Science this week presents a special issue to mark the 40th anniversary of the signing of the US National Cancer Act in 1971 by then-President Richard Nixon. In their introduction to the special issue, Paula Kibertsis and Eliot Marshall note that papers published in Science at the time were asking questions like, "How do abnormalities in chromosome number arise in tumor cells? Can tissue-specific markers be used to determine the epithelial versus mesenchymal origin of a solid tumor? … Do viruses play a role in human cancer?" Though there are still many questions surrounding cancer, Kibertsis and Marshall say, some have been answered. See the rest of Science's 40th anniversary coverage here.
Also in Science this week, an international team of researchers says mutations in the RNA granule component TDRD7 cause cataract and glaucoma. The researchers present two human cases of pediatric cataract with loss-of-function mutations in TDRD7, and suggest that Tdrd7 nullizygosity in mouse causes cataracts, as well as glaucoma and an arrest in spermatogenesis. "TDRD7 is a Tudor domain RNA binding protein that is expressed in lens fiber cells in distinct TDRD7-RGs that interact with STAU1-ribonucleoproteins," the authors write. "TDRD7 co-immunoprecipitates with specific lens messenger RNAs and is required for the posttranscriptional control of mRNAs that are critical to normal lens development and to RG function."

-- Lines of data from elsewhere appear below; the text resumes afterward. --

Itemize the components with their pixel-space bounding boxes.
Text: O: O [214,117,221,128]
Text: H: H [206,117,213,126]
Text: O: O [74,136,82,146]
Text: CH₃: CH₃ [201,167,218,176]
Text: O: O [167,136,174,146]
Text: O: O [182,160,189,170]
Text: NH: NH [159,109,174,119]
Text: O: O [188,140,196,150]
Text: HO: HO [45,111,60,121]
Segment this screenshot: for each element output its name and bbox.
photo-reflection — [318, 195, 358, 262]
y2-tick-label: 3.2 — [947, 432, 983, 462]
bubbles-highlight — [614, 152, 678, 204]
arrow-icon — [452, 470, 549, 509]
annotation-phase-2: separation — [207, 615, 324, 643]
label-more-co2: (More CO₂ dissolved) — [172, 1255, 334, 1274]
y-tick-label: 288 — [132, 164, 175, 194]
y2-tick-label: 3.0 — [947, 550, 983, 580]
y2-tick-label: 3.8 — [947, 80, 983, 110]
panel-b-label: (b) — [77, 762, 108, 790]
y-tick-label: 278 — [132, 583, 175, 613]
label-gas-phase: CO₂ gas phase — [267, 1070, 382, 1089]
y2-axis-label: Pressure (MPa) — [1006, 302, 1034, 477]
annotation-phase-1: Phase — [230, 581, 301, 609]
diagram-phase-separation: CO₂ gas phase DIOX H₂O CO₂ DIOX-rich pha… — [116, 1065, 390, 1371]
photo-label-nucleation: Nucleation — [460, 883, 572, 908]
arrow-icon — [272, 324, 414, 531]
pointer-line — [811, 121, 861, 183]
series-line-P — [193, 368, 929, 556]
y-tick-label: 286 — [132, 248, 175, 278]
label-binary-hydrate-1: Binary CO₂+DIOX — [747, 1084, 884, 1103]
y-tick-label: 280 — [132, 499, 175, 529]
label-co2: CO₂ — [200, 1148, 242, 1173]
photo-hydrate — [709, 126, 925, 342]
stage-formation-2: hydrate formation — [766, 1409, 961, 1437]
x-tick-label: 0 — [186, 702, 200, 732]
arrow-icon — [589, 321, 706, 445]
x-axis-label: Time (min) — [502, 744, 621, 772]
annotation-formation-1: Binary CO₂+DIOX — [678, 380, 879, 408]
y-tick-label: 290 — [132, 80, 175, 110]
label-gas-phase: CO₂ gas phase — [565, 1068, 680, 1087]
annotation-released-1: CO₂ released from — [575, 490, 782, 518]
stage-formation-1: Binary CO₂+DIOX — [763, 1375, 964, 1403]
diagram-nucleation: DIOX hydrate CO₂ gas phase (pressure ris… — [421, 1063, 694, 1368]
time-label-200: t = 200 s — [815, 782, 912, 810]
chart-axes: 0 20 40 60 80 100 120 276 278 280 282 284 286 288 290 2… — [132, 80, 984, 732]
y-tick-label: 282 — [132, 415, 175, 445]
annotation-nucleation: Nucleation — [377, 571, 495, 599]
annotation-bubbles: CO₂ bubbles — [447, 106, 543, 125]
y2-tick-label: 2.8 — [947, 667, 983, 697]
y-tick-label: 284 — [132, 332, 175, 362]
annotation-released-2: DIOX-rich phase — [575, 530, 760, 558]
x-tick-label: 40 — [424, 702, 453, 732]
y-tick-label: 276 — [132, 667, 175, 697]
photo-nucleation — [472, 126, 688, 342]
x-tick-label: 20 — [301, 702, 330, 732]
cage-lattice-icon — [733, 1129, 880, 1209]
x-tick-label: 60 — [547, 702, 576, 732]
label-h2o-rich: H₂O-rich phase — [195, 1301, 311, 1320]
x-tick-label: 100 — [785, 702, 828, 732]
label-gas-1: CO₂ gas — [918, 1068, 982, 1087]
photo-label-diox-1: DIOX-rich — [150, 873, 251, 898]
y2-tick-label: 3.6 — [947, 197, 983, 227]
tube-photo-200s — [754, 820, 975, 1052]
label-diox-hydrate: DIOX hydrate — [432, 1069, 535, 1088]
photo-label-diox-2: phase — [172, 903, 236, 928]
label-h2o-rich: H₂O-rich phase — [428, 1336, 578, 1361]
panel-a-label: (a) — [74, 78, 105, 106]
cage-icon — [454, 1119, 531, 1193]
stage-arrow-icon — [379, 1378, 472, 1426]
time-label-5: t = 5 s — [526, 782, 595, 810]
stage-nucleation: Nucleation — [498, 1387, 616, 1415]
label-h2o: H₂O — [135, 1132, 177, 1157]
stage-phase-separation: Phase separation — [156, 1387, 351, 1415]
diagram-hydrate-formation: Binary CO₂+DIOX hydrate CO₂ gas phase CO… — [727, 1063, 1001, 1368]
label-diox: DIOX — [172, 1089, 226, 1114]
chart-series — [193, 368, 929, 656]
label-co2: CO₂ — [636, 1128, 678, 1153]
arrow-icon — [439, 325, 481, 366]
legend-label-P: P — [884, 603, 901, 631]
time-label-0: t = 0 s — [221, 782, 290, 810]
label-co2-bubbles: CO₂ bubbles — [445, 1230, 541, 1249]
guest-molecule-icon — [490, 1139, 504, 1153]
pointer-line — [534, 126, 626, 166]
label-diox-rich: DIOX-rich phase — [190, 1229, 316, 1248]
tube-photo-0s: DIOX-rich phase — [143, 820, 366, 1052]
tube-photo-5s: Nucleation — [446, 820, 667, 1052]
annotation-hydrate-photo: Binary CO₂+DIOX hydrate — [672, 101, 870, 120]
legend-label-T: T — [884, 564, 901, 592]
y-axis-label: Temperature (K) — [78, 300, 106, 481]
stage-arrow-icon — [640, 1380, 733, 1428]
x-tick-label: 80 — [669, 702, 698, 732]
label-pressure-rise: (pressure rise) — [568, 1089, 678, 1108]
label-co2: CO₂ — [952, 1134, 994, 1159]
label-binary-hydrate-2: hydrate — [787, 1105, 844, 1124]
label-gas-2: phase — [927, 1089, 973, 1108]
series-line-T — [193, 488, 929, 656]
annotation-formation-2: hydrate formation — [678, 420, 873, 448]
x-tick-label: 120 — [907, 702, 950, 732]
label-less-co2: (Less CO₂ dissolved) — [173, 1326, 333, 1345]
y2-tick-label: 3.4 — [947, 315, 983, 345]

In Science Signaling this week researchers in Massachusetts present an in vivo systems analysis identifying spatial and temporal aspects of the modulation of TNF-α-induced apoptosis and proliferation by MAPKs. To determine a method of multivariate analysis of cellular responses to external stimuli that would work in vivo as well as in vitro, the researchers analyzed the signaling network that determines the response of intestinal epithelial cells to tumor necrosis factor-α. They found that the extracellular signal–regulated kinase signaling axis was a critical modulator of the temporal variation in apoptosis at different doses of TNF-α and of the spatial variation in proliferation in distinct intestinal regions. "Inhibition of MEK, a mitogen-activated protein kinase kinase upstream of ERK, altered the signaling network and changed the temporal and spatial phenotypes consistent with model predictions," the researcher write. "This study lays a foundation for the use of systems-based approaches to understand how dysregulation of the cellular network state underlies complex diseases."
And finally in Science Translational Medicine this week, researchers in New York say breast cancer methylomes establish an epigenetic foundation for metastasis. The researchers used a genome-wide analysis to characterize the methylomes of breast cancers with diverse metastatic behaviors, and found that a breast CpG island methylator phenotype was a determinant of metastatic potential. "Specifically, the presence of the B-CIMP in tumors was associated with low metastatic risk and survival, and the absence of the B-CIMP was associated with high metastatic risk and death," the authors write.